Buying a house with a credit card seems impossible, right? It’s not. As long as you have enough credit available to cover the cost, you can borrow the money from your credit card and buy the house right away. But while you can achieve it under certain circumstances, we definitely wouldn’t recommend it.
How to buy a house with a credit card
If you live in a large metropolitan area, especially on the coasts, you might be wondering who might have a credit limit high enough to charge an entire house. But there are still many areas where you can buy a repairman for $ 30,000, $ 20,000 or even $ 10,000. A person with a long credit history, excellent credit rating, and good income could easily qualify for sufficient credit to cover such a purchase.
Of course, someone who fits that description would likely also qualify for a mortgage that would cost a lot less interest than a credit card.
But suppose you are determined to use a credit card. You can’t just walk up to the vendor and hand over your card. As a rule, real estate fences take place at the office of a securities firm or at a real estate agency. The buyer and seller, or their representatives, sit down to sign the papers and transfer ownership of the home. The title company also handles the transfer of funds.
The securities companies, however, will not take your plastic either. They require certified funds, which means you need a certified check from a bank.
So how would you use a credit card to buy the house? You will need to get a cash advance and then use that money to buy a cashier’s check. You would then bring that check to the close, and the house would be yours.
The problem of cash advances
Here’s why we don’t recommend buying a home this way, even if it is technically possible.

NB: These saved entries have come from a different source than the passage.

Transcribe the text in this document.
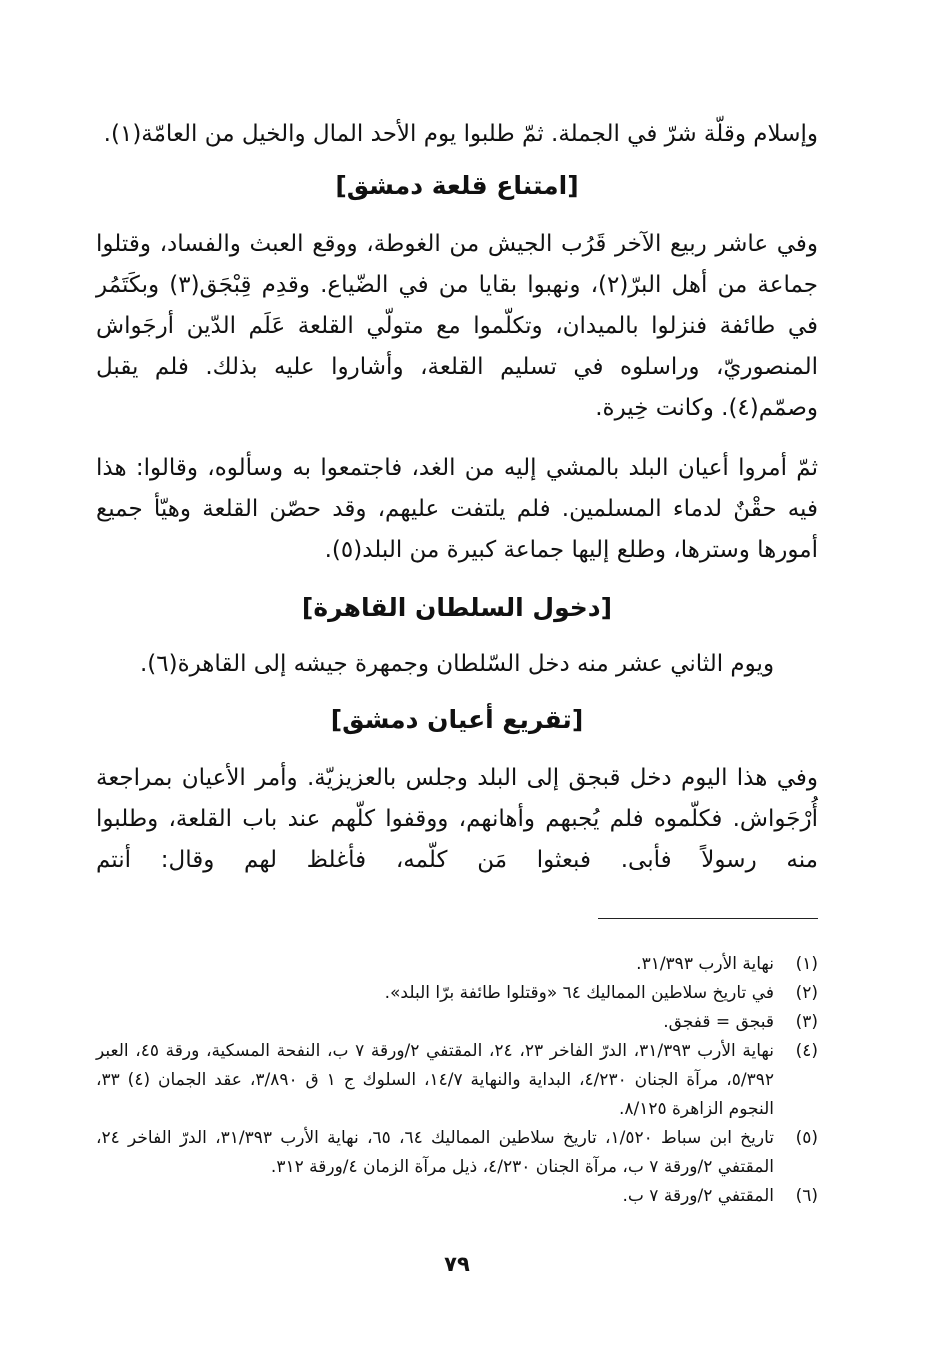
وإسلام وقلّة شرّ في الجملة. ثمّ طلبوا يوم الأحد المال والخيل من العامّة(١).

[امتناع قلعة دمشق]

وفي عاشر ربيع الآخر قَرُب الجيش من الغوطة، ووقع العبث والفساد، وقتلوا جماعة من أهل البرّ(٢)، ونهبوا بقايا من في الضّياع. وقدِم قِبْجَق(٣) وبكَتَمُر في طائفة فنزلوا بالميدان، وتكلّموا مع متولّي القلعة عَلَم الدّين أرجَواش المنصوريّ، وراسلوه في تسليم القلعة، وأشاروا عليه بذلك. فلم يقبل وصمّم(٤). وكانت خِيرة.

ثمّ أمروا أعيان البلد بالمشي إليه من الغد، فاجتمعوا به وسألوه، وقالوا: هذا فيه حقْنٌ لدماء المسلمين. فلم يلتفت عليهم، وقد حصّن القلعة وهيّأ جميع أمورها وسترها، وطلع إليها جماعة كبيرة من البلد(٥).

[دخول السلطان القاهرة]

ويوم الثاني عشر منه دخل السّلطان وجمهرة جيشه إلى القاهرة(٦).

[تقريع أعيان دمشق]

وفي هذا اليوم دخل قبجق إلى البلد وجلس بالعزيزيّة. وأمر الأعيان بمراجعة أُرْجَواش. فكلّموه فلم يُجبهم وأهانهم، ووقفوا كلّهم عند باب القلعة، وطلبوا منه رسولاً فأبى. فبعثوا مَن كلّمه، فأغلظ لهم وقال: أنتم

(١)
نهاية الأرب ٣١/٣٩٣.
(٢)
في تاريخ سلاطين المماليك ٦٤ «وقتلوا طائفة برّا البلد».
(٣)
قبجق = قفجق.
(٤)
نهاية الأرب ٣١/٣٩٣، الدرّ الفاخر ٢٣، ٢٤، المقتفي ٢/ورقة ٧ ب، النفحة المسكية، ورقة ٤٥، العبر ٥/٣٩٢، مرآة الجنان ٤/٢٣٠، البداية والنهاية ١٤/٧، السلوك ج ١ ق ٣/٨٩٠، عقد الجمان (٤) ٣٣، النجوم الزاهرة ٨/١٢٥.
(٥)
تاريخ ابن سباط ١/٥٢٠، تاريخ سلاطين المماليك ٦٤، ٦٥، نهاية الأرب ٣١/٣٩٣، الدرّ الفاخر ٢٤، المقتفي ٢/ورقة ٧ ب، مرآة الجنان ٤/٢٣٠، ذيل مرآة الزمان ٤/ورقة ٣١٢.
(٦)
المقتفي ٢/ورقة ٧ ب.
٧٩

Getting a cash advance on your credit card can get very expensive. You will pay a fee to withdraw the money, up to 5%. This means that a $ 10,000 withdrawal would cost you $ 500 just to borrow the money from your credit card.
On top of that, the interest rates on cash advances are generally higher than the interest you pay on normal purchases – which in turn is considerably higher than the interest rate on a typical mortgage. . And the interest starts accruing the day you borrow the money.
Sometimes a seller will want to see proof of funds before accepting an offer. This gives some assurance that the deal will not fail. So you may need to borrow your credit card money sooner so you can show it on your account because you are paying double-digit interest all the time.
There is another obstacle you should be aware of. Let’s say you have a credit card with a limit of $ 30,000. You can easily buy an old house in a small American town for that amount. But in many cases, a card’s cash advance limit is less than its overall credit limit. If your overall limit is $ 30,000, you may only be able to withdraw $ 10,000 in advance.
So, if it is possible to use a cash advance for this purpose, it is quite difficult. You must have excellent credit to have a sufficiently high credit limit, and you should be prepared to pay exorbitant fees and interest, and you will need to check if your cash advance limit is lower than your overall credit limit. All of this, when there are better options out there.
More traditional financing options
It sounds boring, but there’s probably no better way to finance a home than with a traditional fixed rate mortgage. Your interest rate is locked in for the life of the mortgage, which means your payments don’t fluctuate, and in most cases, you can pay off the loan sooner if you have the extra cash.
While there are some loans that don’t require a down payment, it’s a good idea to save 20% if you can. This will save you from paying mortgage insurance.
And, no, you can’t use a cash advance from your credit card to get that 20% down payment. Mortgage lenders don’t like to see you incur new debt right before you buy a home, and because a cash advance carries such high interest and fees, it is likely to set off red flags.
Can you really afford the house?
If you can’t qualify for a traditional mortgage, it might be time to ask yourself why. You may need to spend time rebuilding your credit and saving a down payment before you are ready to own a home, and leave the creative financing to the experts. real estate investors.